Pt. 42, Subpt. I, App. B
Appendix B to Subpart I of Part 42
—Age Distinctions in Federal Statutes or Regulations Affecting Financial Assistance Administered by the Department of Justice
Section 90.31(f) of HHS' the general regulations (45 CFR part 90
) requires each federal agency to publish an appendix to its final regulation containing a list of age distinctions in federal statutes and regulations affecting financial assistance administered by the agency. This appendix is the Department's list of federal statutes and Department regulations that contain age distinctions that:
(1) Provide benefits or assistance to persons based upon age; or
(2) Establish criteria for participation in age-related terms; or
(3) Describe intended beneficiaries or target groups in age-related terms.

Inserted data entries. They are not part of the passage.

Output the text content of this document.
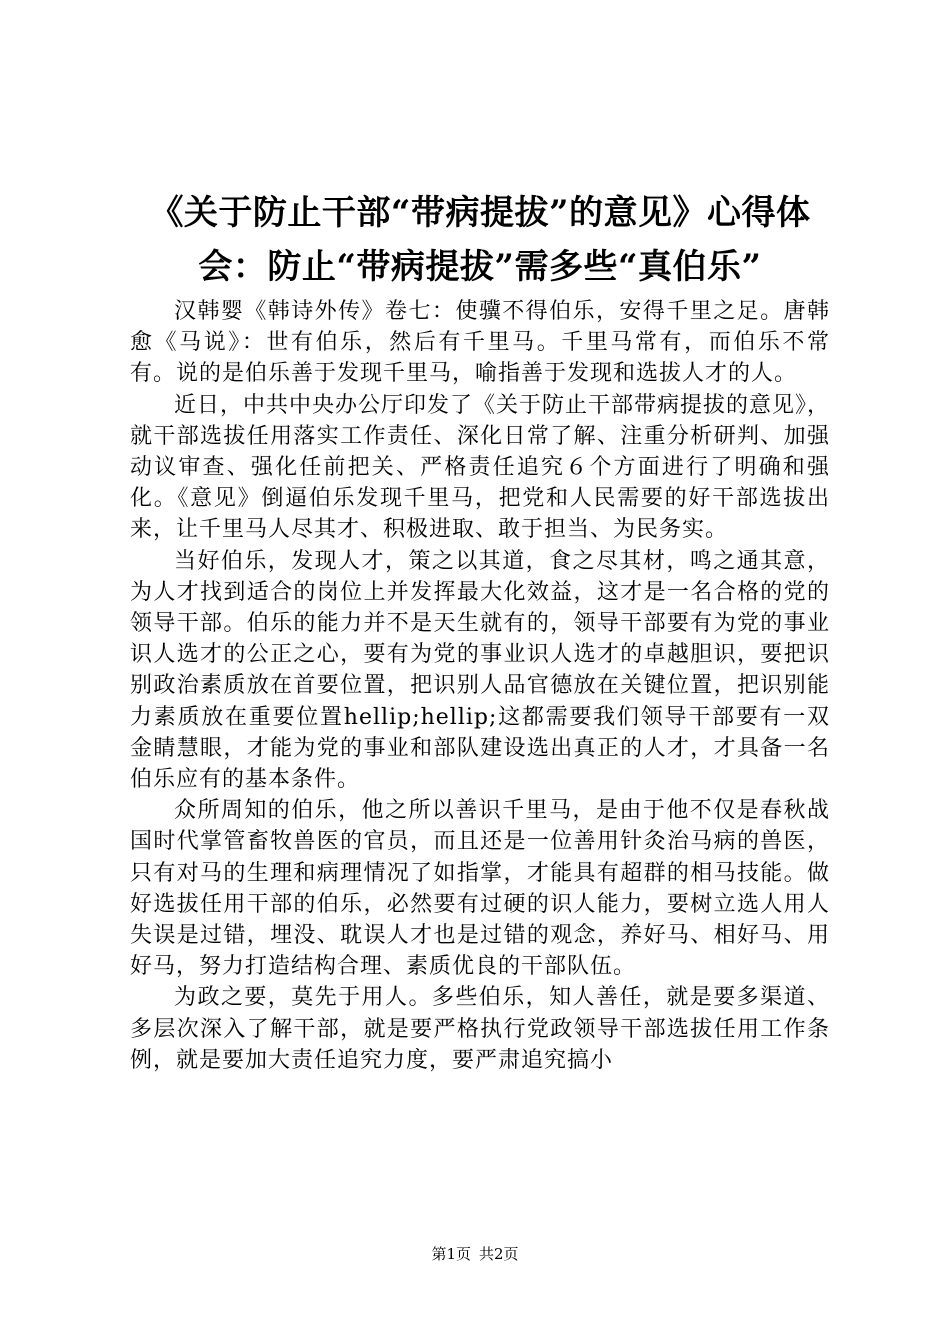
《关于防止干部“带病提拔”的意见》心得体会：防止“带病提拔”需多些“真伯乐”

汉韩婴《韩诗外传》卷七：使骥不得伯乐，安得千里之足。唐韩愈《马说》：世有伯乐，然后有千里马。千里马常有，而伯乐不常有。说的是伯乐善于发现千里马，喻指善于发现和选拔人才的人。

近日，中共中央办公厅印发了《关于防止干部带病提拔的意见》，就干部选拔任用落实工作责任、深化日常了解、注重分析研判、加强动议审查、强化任前把关、严格责任追究６个方面进行了明确和强化。《意见》倒逼伯乐发现千里马，把党和人民需要的好干部选拔出来，让千里马人尽其才、积极进取、敢于担当、为民务实。

当好伯乐，发现人才，策之以其道，食之尽其材，鸣之通其意，为人才找到适合的岗位上并发挥最大化效益，这才是一名合格的党的领导干部。伯乐的能力并不是天生就有的，领导干部要有为党的事业识人选才的公正之心，要有为党的事业识人选才的卓越胆识，要把识别政治素质放在首要位置，把识别人品官德放在关键位置，把识别能力素质放在重要位置hellip;hellip;这都需要我们领导干部要有一双金睛慧眼，才能为党的事业和部队建设选出真正的人才，才具备一名伯乐应有的基本条件。

众所周知的伯乐，他之所以善识千里马，是由于他不仅是春秋战国时代掌管畜牧兽医的官员，而且还是一位善用针灸治马病的兽医，只有对马的生理和病理情况了如指掌，才能具有超群的相马技能。做好选拔任用干部的伯乐，必然要有过硬的识人能力，要树立选人用人失误是过错，埋没、耽误人才也是过错的观念，养好马、相好马、用好马，努力打造结构合理、素质优良的干部队伍。

为政之要，莫先于用人。多些伯乐，知人善任，就是要多渠道、多层次深入了解干部，就是要严格执行党政领导干部选拔任用工作条例，就是要加大责任追究力度，要严肃追究搞小

第1页 共2页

The Department administers financial assistance under the Juvenile Justice and Delinquency Prevention Act of 1974, as amended (42 U.S.C. 5601-567
2). This statute reflects the basic distinction between criminal justice systems for adults and juvenile justice systems, and the entire statute is predicated upon making distinctions on the basis of age between juveniles and adults. Such age distinctions are set forth throughout this statute, including provisions establishing programs of financial assistance to juvenile justice systems and for purposes related to the prevention of juvenile delinquency. The Department's current regulations pertaining to formula grants under this statute are set forth at 28 CFR part 31
(CFDA No. 16.540). In order to implement the statutory purposes, these regulations reflect the same age distinctions between juveniles and adults as are contained in the statute. The same statute also provides for discretionary special emphasis grants for which there are program announcements issued (CFDA No. 16.541), and this program also necessarily reflects the basic statutory distinction based on age.
The Department is authorized to extend financial assistance under the Missing Children's Assistance Act, as amended (42 U.S.C. 5771-577
7). This law is concerned with problems related to missing children, and, thus, it contains many age-related references to children, including references in connection with the provision of financial assistance. Program announcements are issued in connection with this program (CFDA No. 16.543).

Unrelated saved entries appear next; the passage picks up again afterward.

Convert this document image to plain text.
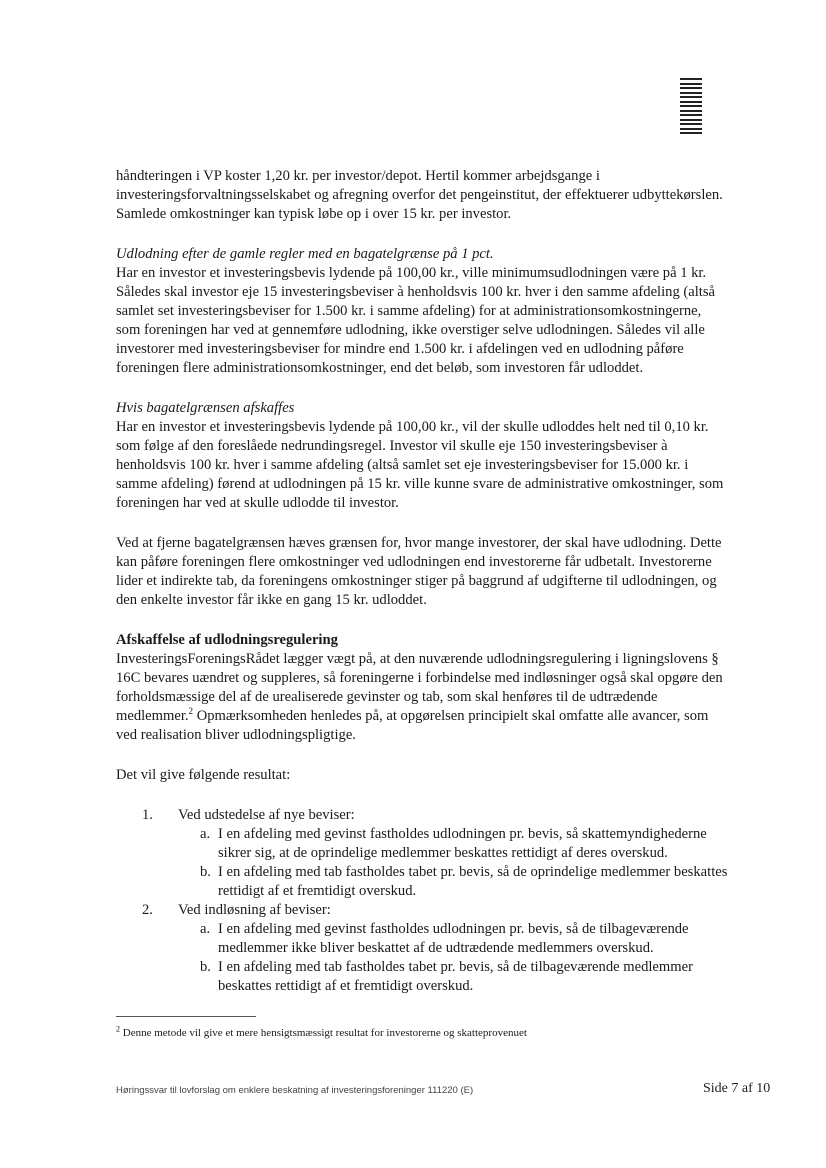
håndteringen i VP koster 1,20 kr. per investor/depot. Hertil kommer arbejdsgange i investeringsforvaltningsselskabet og afregning overfor det pengeinstitut, der effektuerer udbyttekørslen. Samlede omkostninger kan typisk løbe op i over 15 kr. per investor.

Udlodning efter de gamle regler med en bagatelgrænse på 1 pct.

Har en investor et investeringsbevis lydende på 100,00 kr., ville minimumsudlodningen være på 1 kr. Således skal investor eje 15 investeringsbeviser à henholdsvis 100 kr. hver i den samme afdeling (altså samlet set investeringsbeviser for 1.500 kr. i samme afdeling) for at administrationsomkostningerne, som foreningen har ved at gennemføre udlodning, ikke overstiger selve udlodningen. Således vil alle investorer med investeringsbeviser for mindre end 1.500 kr. i afdelingen ved en udlodning påføre foreningen flere administrationsomkostninger, end det beløb, som investoren får udloddet.

Hvis bagatelgrænsen afskaffes

Har en investor et investeringsbevis lydende på 100,00 kr., vil der skulle udloddes helt ned til 0,10 kr. som følge af den foreslåede nedrundingsregel. Investor vil skulle eje 150 investeringsbeviser à henholdsvis 100 kr. hver i samme afdeling (altså samlet set eje investeringsbeviser for 15.000 kr. i samme afdeling) førend at udlodningen på 15 kr. ville kunne svare de administrative omkostninger, som foreningen har ved at skulle udlodde til investor.

Ved at fjerne bagatelgrænsen hæves grænsen for, hvor mange investorer, der skal have udlodning. Dette kan påføre foreningen flere omkostninger ved udlodningen end investorerne får udbetalt. Investorerne lider et indirekte tab, da foreningens omkostninger stiger på baggrund af udgifterne til udlodningen, og den enkelte investor får ikke en gang 15 kr. udloddet.

Afskaffelse af udlodningsregulering

InvesteringsForeningsRådet lægger vægt på, at den nuværende udlodningsregulering i ligningslovens § 16C bevares uændret og suppleres, så foreningerne i forbindelse med indløsninger også skal opgøre den forholdsmæssige del af de urealiserede gevinster og tab, som skal henføres til de udtrædende medlemmer.$^2$ Opmærksomheden henledes på, at opgørelsen principielt skal omfatte alle avancer, som ved realisation bliver udlodningspligtige.

Det vil give følgende resultat:

1. Ved udstedelse af nye beviser:
a. I en afdeling med gevinst fastholdes udlodningen pr. bevis, så skattemyndighederne sikrer sig, at de oprindelige medlemmer beskattes rettidigt af deres overskud.
b. I en afdeling med tab fastholdes tabet pr. bevis, så de oprindelige medlemmer beskattes rettidigt af et fremtidigt overskud.
2. Ved indløsning af beviser:
a. I en afdeling med gevinst fastholdes udlodningen pr. bevis, så de tilbageværende medlemmer ikke bliver beskattet af de udtrædende medlemmers overskud.
b. I en afdeling med tab fastholdes tabet pr. bevis, så de tilbageværende medlemmer beskattes rettidigt af et fremtidigt overskud.
$^2$ Denne metode vil give et mere hensigtsmæssigt resultat for investorerne og skatteprovenuet
Høringssvar til lovforslag om enklere beskatning af investeringsforeninger 111220 (E)	Side 7 af 10
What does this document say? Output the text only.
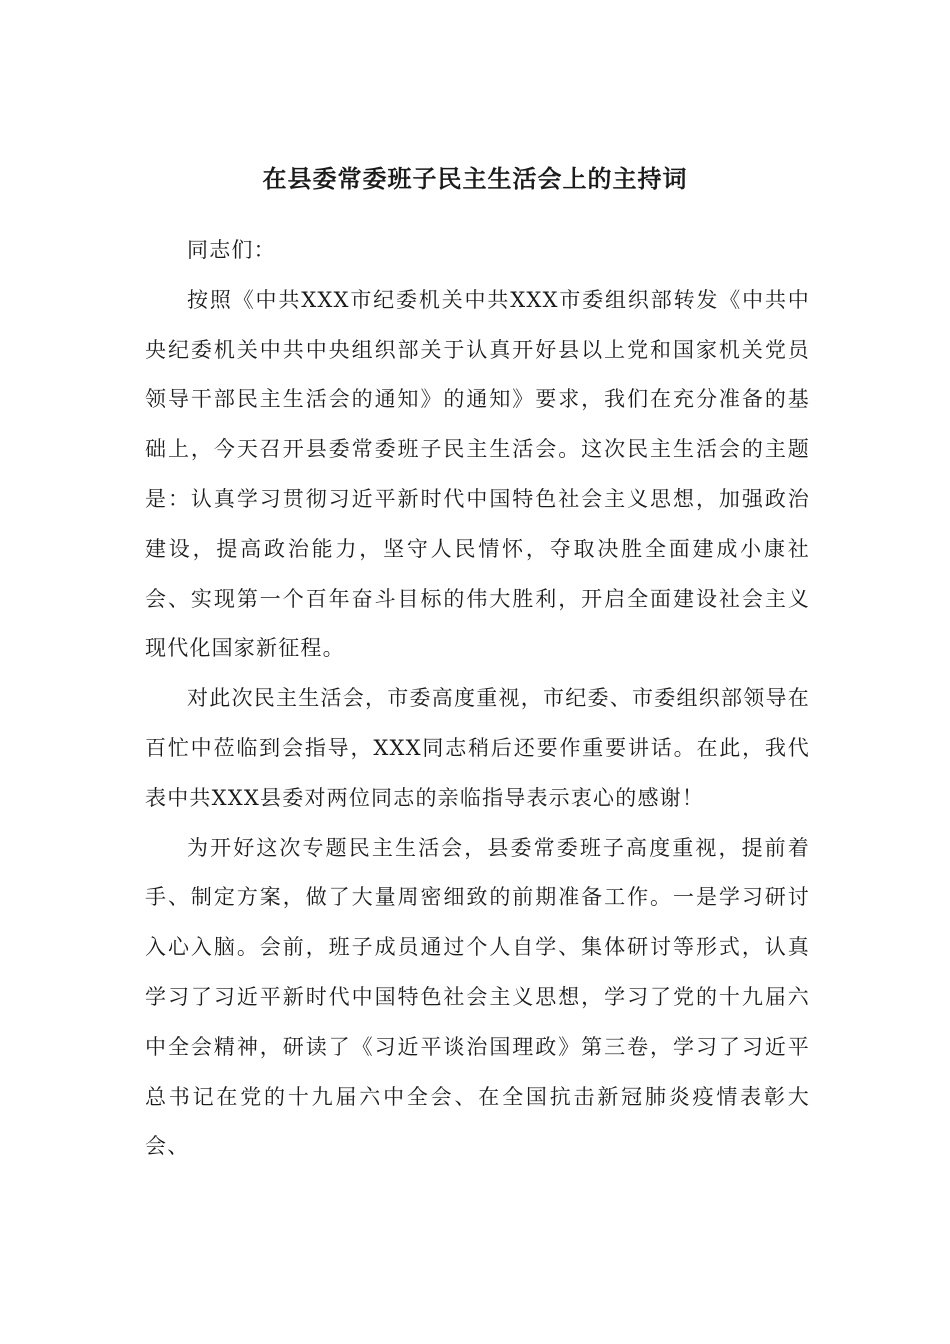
在县委常委班子民主生活会上的主持词

同志们：

按照《中共XXX市纪委机关中共XXX市委组织部转发《中共中央纪委机关中共中央组织部关于认真开好县以上党和国家机关党员领导干部民主生活会的通知》的通知》要求，我们在充分准备的基础上，今天召开县委常委班子民主生活会。这次民主生活会的主题是：认真学习贯彻习近平新时代中国特色社会主义思想，加强政治建设，提高政治能力，坚守人民情怀，夺取决胜全面建成小康社会、实现第一个百年奋斗目标的伟大胜利，开启全面建设社会主义现代化国家新征程。

对此次民主生活会，市委高度重视，市纪委、市委组织部领导在百忙中莅临到会指导，XXX同志稍后还要作重要讲话。在此，我代表中共XXX县委对两位同志的亲临指导表示衷心的感谢！

为开好这次专题民主生活会，县委常委班子高度重视，提前着手、制定方案，做了大量周密细致的前期准备工作。一是学习研讨入心入脑。会前，班子成员通过个人自学、集体研讨等形式，认真学习了习近平新时代中国特色社会主义思想，学习了党的十九届六中全会精神，研读了《习近平谈治国理政》第三卷，学习了习近平总书记在党的十九届六中全会、在全国抗击新冠肺炎疫情表彰大会、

The Department is authorized to extend financial assistance pursuant to the Omnibus Crime Control and Safe Streets Act of 1968, as amended (42 U.S.C. 3701-379
7). Among the statutory purposes of this law is the provision of grants addressing problems related to juvenile delinquency and problems related to crimes committed against elderly persons. Accordingly, this law also reflects the basic distinction between criminal justice systems for adults and juvenile justice systems. This law also singles out elderly persons as a special target group to benefit from its programs. The Department's regulations concerning block grants authorized under this statute are set forth at 28 CFR part 33
. These regulations reflect the statutory authorizations for such block grants, which specifically authorize funds for, among other things, programs addressing problems related to juvenile delinquency and programs addressing the problem of crimes committed against elderly persons (CFDA No. 16.573). Similarly, the statute provides for discretionary grants to enhance and complement the block grants (CFDA No. 16.574) and has been amended to provide a focus on narcotics control (CFDA No. 16.580).

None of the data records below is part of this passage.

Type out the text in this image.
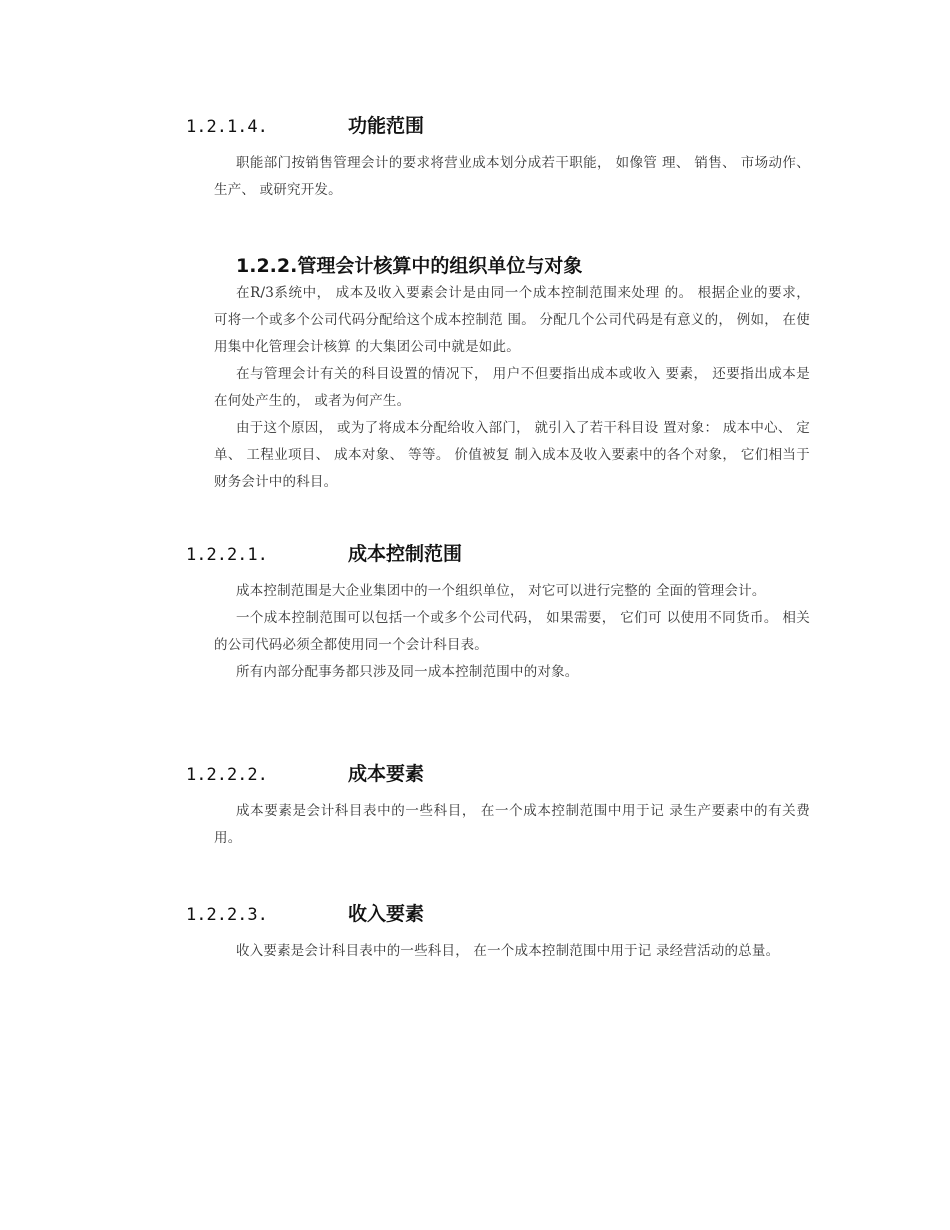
1.2.1.4.	功能范围

职能部门按销售管理会计的要求将营业成本划分成若干职能， 如像管 理、 销售、 市场动作、 生产、 或研究开发。

1.2.2.管理会计核算中的组织单位与对象

在R/3系统中， 成本及收入要素会计是由同一个成本控制范围来处理 的。 根据企业的要求， 可将一个或多个公司代码分配给这个成本控制范 围。 分配几个公司代码是有意义的， 例如， 在使用集中化管理会计核算 的大集团公司中就是如此。

在与管理会计有关的科目设置的情况下， 用户不但要指出成本或收入 要素， 还要指出成本是在何处产生的， 或者为何产生。

由于这个原因， 或为了将成本分配给收入部门， 就引入了若干科目设 置对象： 成本中心、 定单、 工程业项目、 成本对象、 等等。 价值被复 制入成本及收入要素中的各个对象， 它们相当于财务会计中的科目。

1.2.2.1.	成本控制范围

成本控制范围是大企业集团中的一个组织单位， 对它可以进行完整的 全面的管理会计。

一个成本控制范围可以包括一个或多个公司代码， 如果需要， 它们可 以使用不同货币。 相关的公司代码必须全都使用同一个会计科目表。

所有内部分配事务都只涉及同一成本控制范围中的对象。

1.2.2.2.	成本要素

成本要素是会计科目表中的一些科目， 在一个成本控制范围中用于记 录生产要素中的有关费用。

1.2.2.3.	收入要素

收入要素是会计科目表中的一些科目， 在一个成本控制范围中用于记 录经营活动的总量。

The Department is authorized to extend financial assistance under the Victims of Crime Act of 1984, as amended (42 U.S.C. 10601-106
04). Among other things, in order to qualify for funds under one grant program, a state must certify that priority will be given to eligible crime victim assistance programs that help victims of certain crimes, including child abuse. In addition, among the services to victims of crime for which funding is available is “short term child care services” (CFDA Nos. 16.575 and 16.576).
The Department is authorized to make grants to Native American Indian tribes with funds reserved to the Office of Victims of Crime under the Victims of Crime act of 1984, as amended (42 U.S.C. 10601(g)
). The primary purpose of the funding is to assist Native American Indian tribes with handling child abuse cases, particularly child sexual abuse (CFDA No. 16.583).
The Department is authorized to extend financial assistance to state and local authorities for narcotics control under the Anti-Drug Abuse Act of 1988 (Pub. L. 100-690, 102 Stat. 4181), which extends and/or modifies each of the previously noted laws. The statute reflects the basic distinction between criminal justice systems for adults and juveniles (CFDA Nos. 16.579 and 16.582).